In ESCU, we use filter macros to provide a consistent and easily configurable way to refine detections without modifying core logic.

Example Detection with Filter Macro

Each detection search typically ends with a filter macro, such as:

| `access_lsass_memory_for_dump_creation_filter`
OR
| `_filter`

Steps to Tune:

1. Go to Settings > Advanced Search > Search Macros in Splunk.
2. Locate the relevant macro by name (copied from the detection search).
3. Edit the macro by adding filters to exclude known benign behavior, such as:
   
   • dest != values for trusted systems or systems known to exhibit this behavior
   • user != values for known administrative accounts using seemingly malicious scripts for legitimate purposes
   • process_path != or process_name != for approved applications or scripts
4. Save the macro.
5. Retest the detection to ensure it now focuses on suspicious, actionable behavior.

   Tip: Use historical search results or Incident Review context to identify what needs filtering. Start conservatively and revisit filters as the environment evolves.

This approach allows you to adapt out-of-the-box content to your unique environment — without forking or rewriting the SPL by using macros, which remain useful for tuning even in ES8+ with detection versioning. While updates to detections in ES8+ won't always override custom changes thanks to improved version reconciliation, macros still offer a simpler path for customization, especially for users less familiar with SPL.

Investigate in Risk and Notable Indexes

Once detections are live and tuned:

• Investigate results in index=notable and index=risk
• Use dashboards like Incident Review, Risk Analysis, or custom risk-based dashboards
• Prioritize tuning based on volume and severity of alerts

Sample Risk data model query to explore risk:

| from datamodel Risk.All_Risk | stats count by risk_object, risk_score, source

Demo Video

Conclusion

Operationalizing ESCU content isn't just about installation — it's about making detection analytics actionable, relevant, and low-noise for your environment.
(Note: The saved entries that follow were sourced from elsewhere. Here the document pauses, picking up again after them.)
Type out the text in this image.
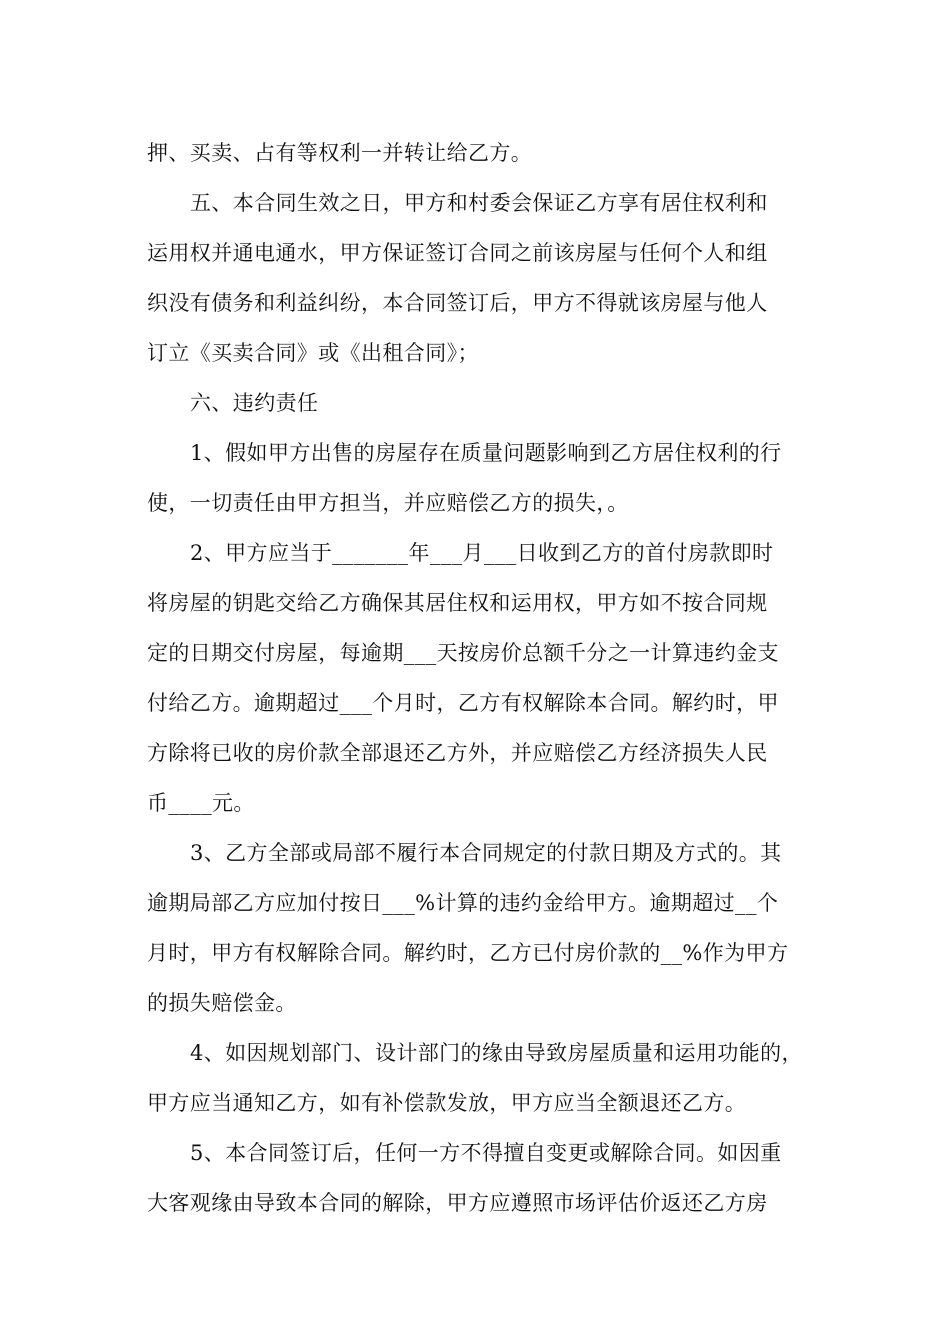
押、买卖、占有等权利一并转让给乙方。
五、本合同生效之日，甲方和村委会保证乙方享有居住权利和
运用权并通电通水，甲方保证签订合同之前该房屋与任何个人和组
织没有债务和利益纠纷，本合同签订后，甲方不得就该房屋与他人
订立《买卖合同》或《出租合同》；
六、违约责任
1、假如甲方出售的房屋存在质量问题影响到乙方居住权利的行
使，一切责任由甲方担当，并应赔偿乙方的损失，。
2、甲方应当于_______年___月___日收到乙方的首付房款即时
将房屋的钥匙交给乙方确保其居住权和运用权，甲方如不按合同规
定的日期交付房屋，每逾期___天按房价总额千分之一计算违约金支
付给乙方。逾期超过___个月时，乙方有权解除本合同。解约时，甲
方除将已收的房价款全部退还乙方外，并应赔偿乙方经济损失人民
币____元。
3、乙方全部或局部不履行本合同规定的付款日期及方式的。其
逾期局部乙方应加付按日___%计算的违约金给甲方。逾期超过__个
月时，甲方有权解除合同。解约时，乙方已付房价款的__%作为甲方
的损失赔偿金。
4、如因规划部门、设计部门的缘由导致房屋质量和运用功能的，
甲方应当通知乙方，如有补偿款发放，甲方应当全额退还乙方。
5、本合同签订后，任何一方不得擅自变更或解除合同。如因重
大客观缘由导致本合同的解除，甲方应遵照市场评估价返还乙方房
By leveraging the Use Case Library, the Onboarding Assistant, enabling detections at scale, and then tuning them with filter macros, you can build a threat detection system that is both powerful and manageable.
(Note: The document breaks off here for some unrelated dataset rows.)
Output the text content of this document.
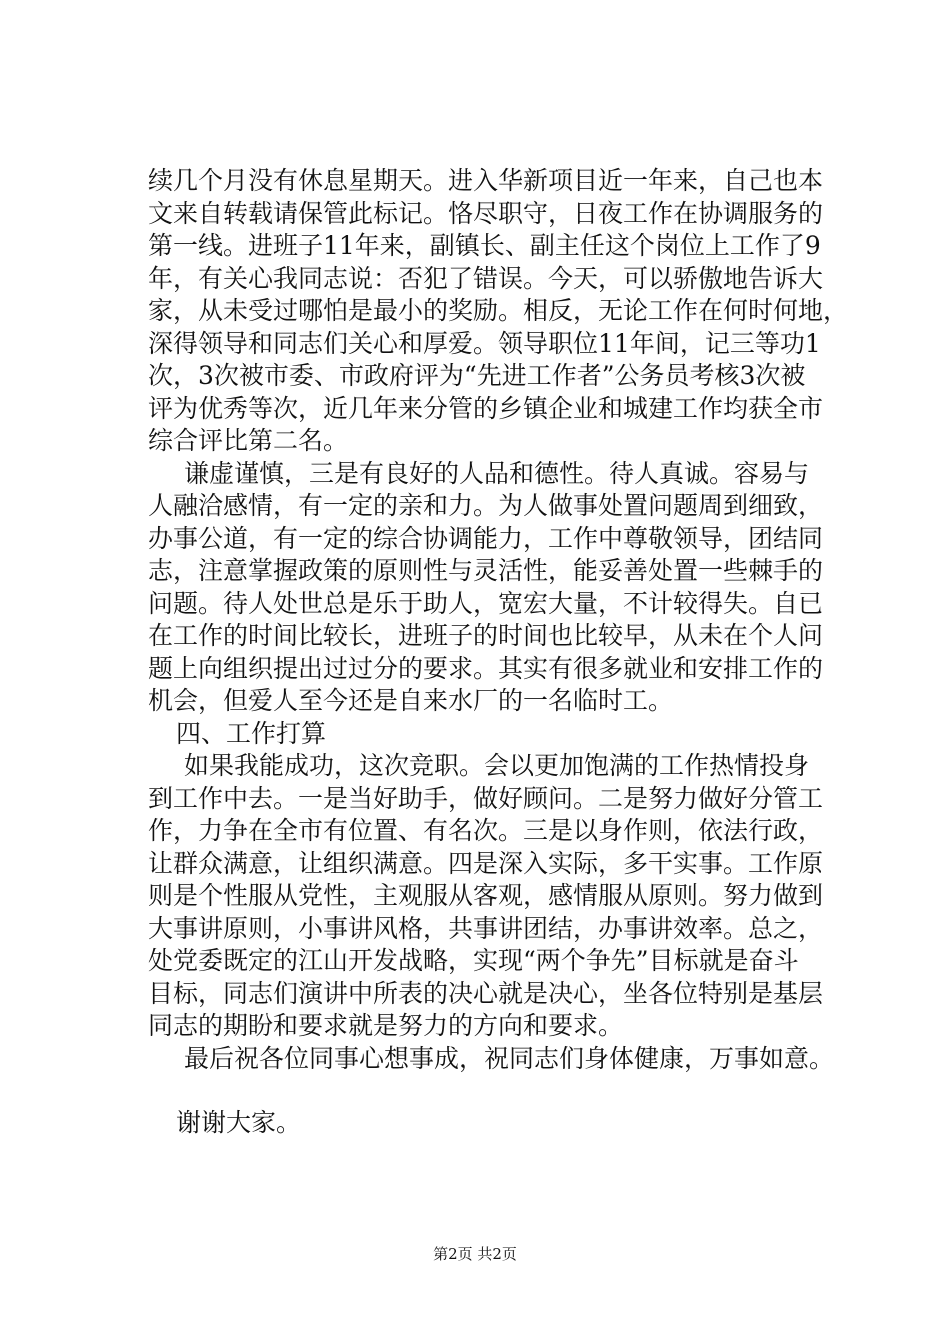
续几个月没有休息星期天。进入华新项目近一年来，自己也本
文来自转载请保管此标记。恪尽职守，日夜工作在协调服务的
第一线。进班子11年来，副镇长、副主任这个岗位上工作了9
年，有关心我同志说：否犯了错误。今天，可以骄傲地告诉大
家，从未受过哪怕是最小的奖励。相反，无论工作在何时何地，
深得领导和同志们关心和厚爱。领导职位11年间，记三等功1
次，3次被市委、市政府评为“先进工作者”公务员考核3次被
评为优秀等次，近几年来分管的乡镇企业和城建工作均获全市
综合评比第二名。
谦虚谨慎，三是有良好的人品和德性。待人真诚。容易与
人融洽感情，有一定的亲和力。为人做事处置问题周到细致，
办事公道，有一定的综合协调能力，工作中尊敬领导，团结同
志，注意掌握政策的原则性与灵活性，能妥善处置一些棘手的
问题。待人处世总是乐于助人，宽宏大量，不计较得失。自已
在工作的时间比较长，进班子的时间也比较早，从未在个人问
题上向组织提出过过分的要求。其实有很多就业和安排工作的
机会，但爱人至今还是自来水厂的一名临时工。
四、工作打算
如果我能成功，这次竞职。会以更加饱满的工作热情投身
到工作中去。一是当好助手，做好顾问。二是努力做好分管工
作，力争在全市有位置、有名次。三是以身作则，依法行政，
让群众满意，让组织满意。四是深入实际，多干实事。工作原
则是个性服从党性，主观服从客观，感情服从原则。努力做到
大事讲原则，小事讲风格，共事讲团结，办事讲效率。总之，
处党委既定的江山开发战略，实现“两个争先”目标就是奋斗
目标，同志们演讲中所表的决心就是决心，坐各位特别是基层
同志的期盼和要求就是努力的方向和要求。
最后祝各位同事心想事成，祝同志们身体健康，万事如意。
谢谢大家。
第2页 共2页
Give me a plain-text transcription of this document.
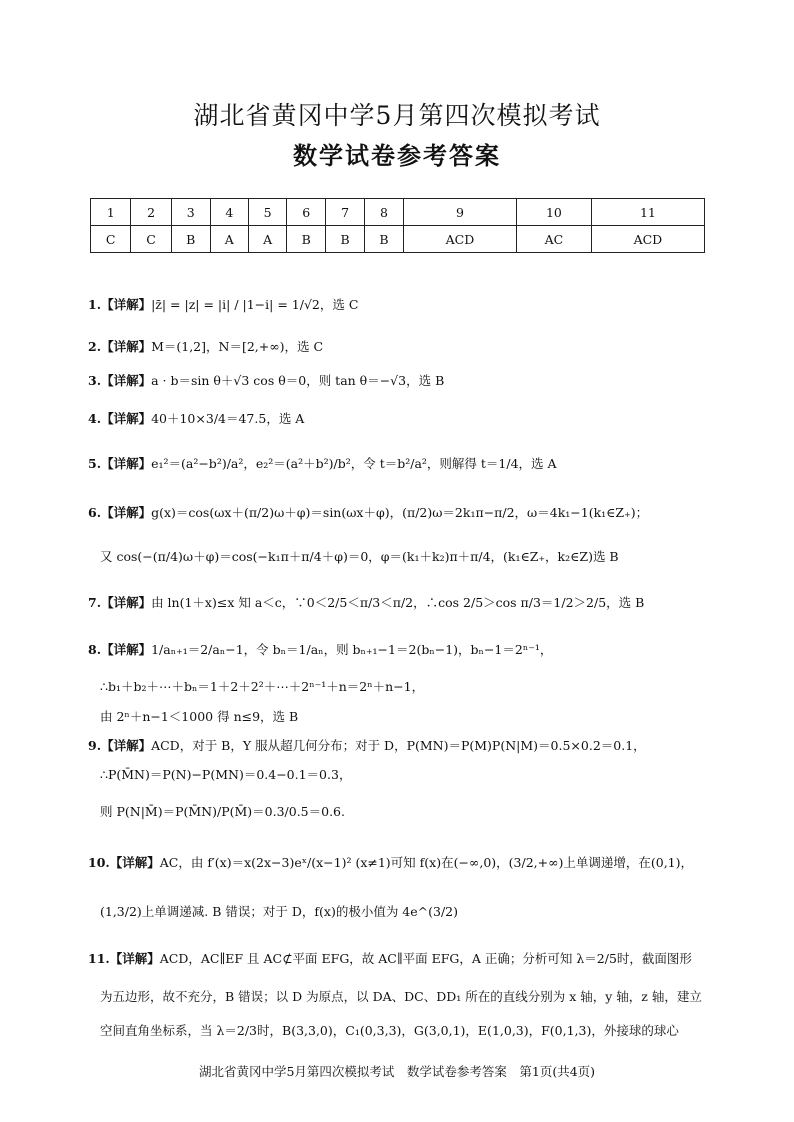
湖北省黄冈中学5月第四次模拟考试
数学试卷参考答案
1	2	3	4	5	6	7	8	9	10	11
C	C	B	A	A	B	B	B	ACD	AC	ACD
1.【详解】|z̄| = |z| = |i| / |1−i| = 1/√2，选 C
2.【详解】M＝(1,2]，N＝[2,+∞)，选 C
3.【详解】a · b＝sin θ＋√3 cos θ＝0，则 tan θ＝−√3，选 B
4.【详解】40＋10×3/4＝47.5，选 A
5.【详解】e₁²＝(a²−b²)/a²，e₂²＝(a²＋b²)/b²，令 t＝b²/a²，则解得 t＝1/4，选 A
6.【详解】g(x)＝cos(ωx＋(π/2)ω＋φ)＝sin(ωx＋φ)，(π/2)ω＝2k₁π−π/2，ω＝4k₁−1(k₁∈Z₊)；
又 cos(−(π/4)ω＋φ)＝cos(−k₁π＋π/4＋φ)＝0，φ＝(k₁＋k₂)π＋π/4，(k₁∈Z₊，k₂∈Z)选 B
7.【详解】由 ln(1＋x)≤x 知 a＜c，∵0＜2/5＜π/3＜π/2，∴cos 2/5＞cos π/3＝1/2＞2/5，选 B
8.【详解】1/aₙ₊₁＝2/aₙ−1，令 bₙ＝1/aₙ，则 bₙ₊₁−1＝2(bₙ−1)，bₙ−1＝2ⁿ⁻¹，
∴b₁＋b₂＋⋯＋bₙ＝1＋2＋2²＋⋯＋2ⁿ⁻¹＋n＝2ⁿ＋n−1，
由 2ⁿ＋n−1＜1000 得 n≤9，选 B
9.【详解】ACD，对于 B，Y 服从超几何分布；对于 D，P(MN)＝P(M)P(N|M)＝0.5×0.2＝0.1，
∴P(M̄N)＝P(N)−P(MN)＝0.4−0.1＝0.3，
则 P(N|M̄)＝P(M̄N)/P(M̄)＝0.3/0.5＝0.6.
10.【详解】AC，由 f′(x)＝x(2x−3)eˣ/(x−1)² (x≠1)可知 f(x)在(−∞,0)，(3/2,+∞)上单调递增，在(0,1)，
(1,3/2)上单调递减. B 错误；对于 D，f(x)的极小值为 4e^(3/2)
11.【详解】ACD，AC∥EF 且 AC⊄平面 EFG，故 AC∥平面 EFG，A 正确；分析可知 λ＝2/5时，截面图形
为五边形，故不充分，B 错误；以 D 为原点，以 DA、DC、DD₁ 所在的直线分别为 x 轴，y 轴，z 轴，建立
空间直角坐标系，当 λ＝2/3时，B(3,3,0)，C₁(0,3,3)，G(3,0,1)，E(1,0,3)，F(0,1,3)，外接球的球心
湖北省黄冈中学5月第四次模拟考试　数学试卷参考答案　第1页(共4页)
Keep in mind, there is no single process or tool that works for every security operation program. Each environment has unique data sources, priorities, and tolerance for noise. If you’re new to deploying Splunk detections in Enterprise Security, we recommend giving the Onboarding Assistant a try — it provides a structured, scalable way to start activating detections and building confidence in your security operations journey.